You need to remove a background, convert a HEIC, or compress a photo — so you search for a free online tool, drag your image in, and click a button. It works. But where did that photo just go? For many tools, the honest answer is: onto a stranger's server, at least for a while.
How most online image tools work
The traditional model uploads your file to the tool's servers, does the work there, and sends the result back. Your image makes a full round trip to a computer you don't control.
For a meme, that's fine. But people run all sorts of personal images through these tools:
- Photos of ID documents and passports
- Screenshots with private messages or account details
- Family and personal pictures
- Product shots and unreleased designs
Uploading those to an unknown server is a genuine privacy risk — and in a business setting, it can be a compliance problem under rules like the GDPR.
The safer model: in-browser processing
Modern browsers can run image processing — even AI background removal — entirely on your own device using WebAssembly and on-device models. When a tool works this way:
- Your photo is never uploaded.
- There's no server-side copy to leak or forget to delete.
- It often keeps working offline once the page has loaded.
Every tool on AXS IMG is built this way: your images are processed locally and never leave your browser.

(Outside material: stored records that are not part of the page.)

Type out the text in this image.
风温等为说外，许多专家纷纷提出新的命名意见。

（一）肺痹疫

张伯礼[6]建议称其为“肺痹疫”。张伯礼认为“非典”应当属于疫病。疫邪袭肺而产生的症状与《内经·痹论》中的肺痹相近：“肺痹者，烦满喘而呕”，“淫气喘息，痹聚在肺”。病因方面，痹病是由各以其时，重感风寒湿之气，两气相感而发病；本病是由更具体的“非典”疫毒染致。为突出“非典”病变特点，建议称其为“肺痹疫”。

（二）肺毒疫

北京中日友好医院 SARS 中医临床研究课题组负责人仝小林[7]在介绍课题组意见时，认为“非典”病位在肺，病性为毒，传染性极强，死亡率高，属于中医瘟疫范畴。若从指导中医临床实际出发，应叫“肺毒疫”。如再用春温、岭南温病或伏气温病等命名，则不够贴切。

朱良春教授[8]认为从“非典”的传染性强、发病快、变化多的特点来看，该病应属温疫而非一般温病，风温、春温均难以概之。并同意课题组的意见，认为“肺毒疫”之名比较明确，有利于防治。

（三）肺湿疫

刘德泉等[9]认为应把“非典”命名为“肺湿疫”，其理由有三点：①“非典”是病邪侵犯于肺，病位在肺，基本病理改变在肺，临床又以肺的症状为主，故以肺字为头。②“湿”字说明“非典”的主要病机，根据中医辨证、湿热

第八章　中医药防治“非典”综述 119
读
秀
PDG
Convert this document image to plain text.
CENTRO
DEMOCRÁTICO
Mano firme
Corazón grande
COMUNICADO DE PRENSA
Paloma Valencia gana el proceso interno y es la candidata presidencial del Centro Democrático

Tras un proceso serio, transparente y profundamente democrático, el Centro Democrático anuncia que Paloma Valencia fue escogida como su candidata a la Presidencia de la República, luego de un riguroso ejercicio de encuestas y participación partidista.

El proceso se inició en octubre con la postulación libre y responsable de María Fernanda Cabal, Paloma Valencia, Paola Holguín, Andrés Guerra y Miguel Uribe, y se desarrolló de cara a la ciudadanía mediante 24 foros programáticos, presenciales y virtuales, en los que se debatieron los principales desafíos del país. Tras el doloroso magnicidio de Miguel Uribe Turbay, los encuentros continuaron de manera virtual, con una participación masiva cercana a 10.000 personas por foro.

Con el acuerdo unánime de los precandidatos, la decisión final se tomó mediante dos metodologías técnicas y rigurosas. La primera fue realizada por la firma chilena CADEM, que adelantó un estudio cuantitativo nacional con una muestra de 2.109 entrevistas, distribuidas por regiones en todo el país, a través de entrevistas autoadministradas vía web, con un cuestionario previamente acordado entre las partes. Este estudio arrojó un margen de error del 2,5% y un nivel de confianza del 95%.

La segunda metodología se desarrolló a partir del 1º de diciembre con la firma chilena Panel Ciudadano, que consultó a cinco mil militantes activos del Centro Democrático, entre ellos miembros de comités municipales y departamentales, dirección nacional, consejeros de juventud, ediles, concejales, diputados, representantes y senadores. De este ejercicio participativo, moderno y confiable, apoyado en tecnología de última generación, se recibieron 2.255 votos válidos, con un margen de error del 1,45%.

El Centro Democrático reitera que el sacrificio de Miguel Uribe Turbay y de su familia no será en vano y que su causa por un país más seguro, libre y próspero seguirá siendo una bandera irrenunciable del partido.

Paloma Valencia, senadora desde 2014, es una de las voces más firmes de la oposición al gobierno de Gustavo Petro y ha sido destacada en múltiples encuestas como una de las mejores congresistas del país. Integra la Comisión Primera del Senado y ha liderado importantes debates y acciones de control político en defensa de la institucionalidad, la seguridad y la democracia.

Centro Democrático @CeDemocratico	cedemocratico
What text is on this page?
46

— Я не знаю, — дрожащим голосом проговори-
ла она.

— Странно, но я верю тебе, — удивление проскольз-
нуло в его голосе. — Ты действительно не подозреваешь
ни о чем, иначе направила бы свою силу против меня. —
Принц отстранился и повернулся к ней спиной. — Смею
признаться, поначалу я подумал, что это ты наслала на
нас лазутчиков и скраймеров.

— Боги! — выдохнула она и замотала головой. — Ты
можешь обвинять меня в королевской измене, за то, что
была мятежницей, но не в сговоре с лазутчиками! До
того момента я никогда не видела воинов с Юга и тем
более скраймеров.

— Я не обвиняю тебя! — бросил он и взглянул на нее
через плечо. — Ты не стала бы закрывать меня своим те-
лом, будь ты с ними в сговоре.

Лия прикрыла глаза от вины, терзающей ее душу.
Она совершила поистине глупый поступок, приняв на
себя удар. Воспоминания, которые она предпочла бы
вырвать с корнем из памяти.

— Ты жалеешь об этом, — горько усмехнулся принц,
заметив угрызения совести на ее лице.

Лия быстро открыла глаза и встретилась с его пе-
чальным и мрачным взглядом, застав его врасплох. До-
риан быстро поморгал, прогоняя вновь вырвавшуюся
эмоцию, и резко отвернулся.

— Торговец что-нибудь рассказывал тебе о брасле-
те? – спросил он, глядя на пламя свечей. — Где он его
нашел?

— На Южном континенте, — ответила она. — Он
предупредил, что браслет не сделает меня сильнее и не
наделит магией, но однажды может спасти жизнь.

Questions worth asking about any tool
- Does it upload your file, or process it locally?
- If it uploads, how long are files kept, and are they deleted?
- Is there a named, contactable company behind it?
- Does the privacy policy actually describe how files are handled?
A tool that answers these clearly is in a completely different category from an anonymous page that stays vague. When the image is personal, that difference is the whole point.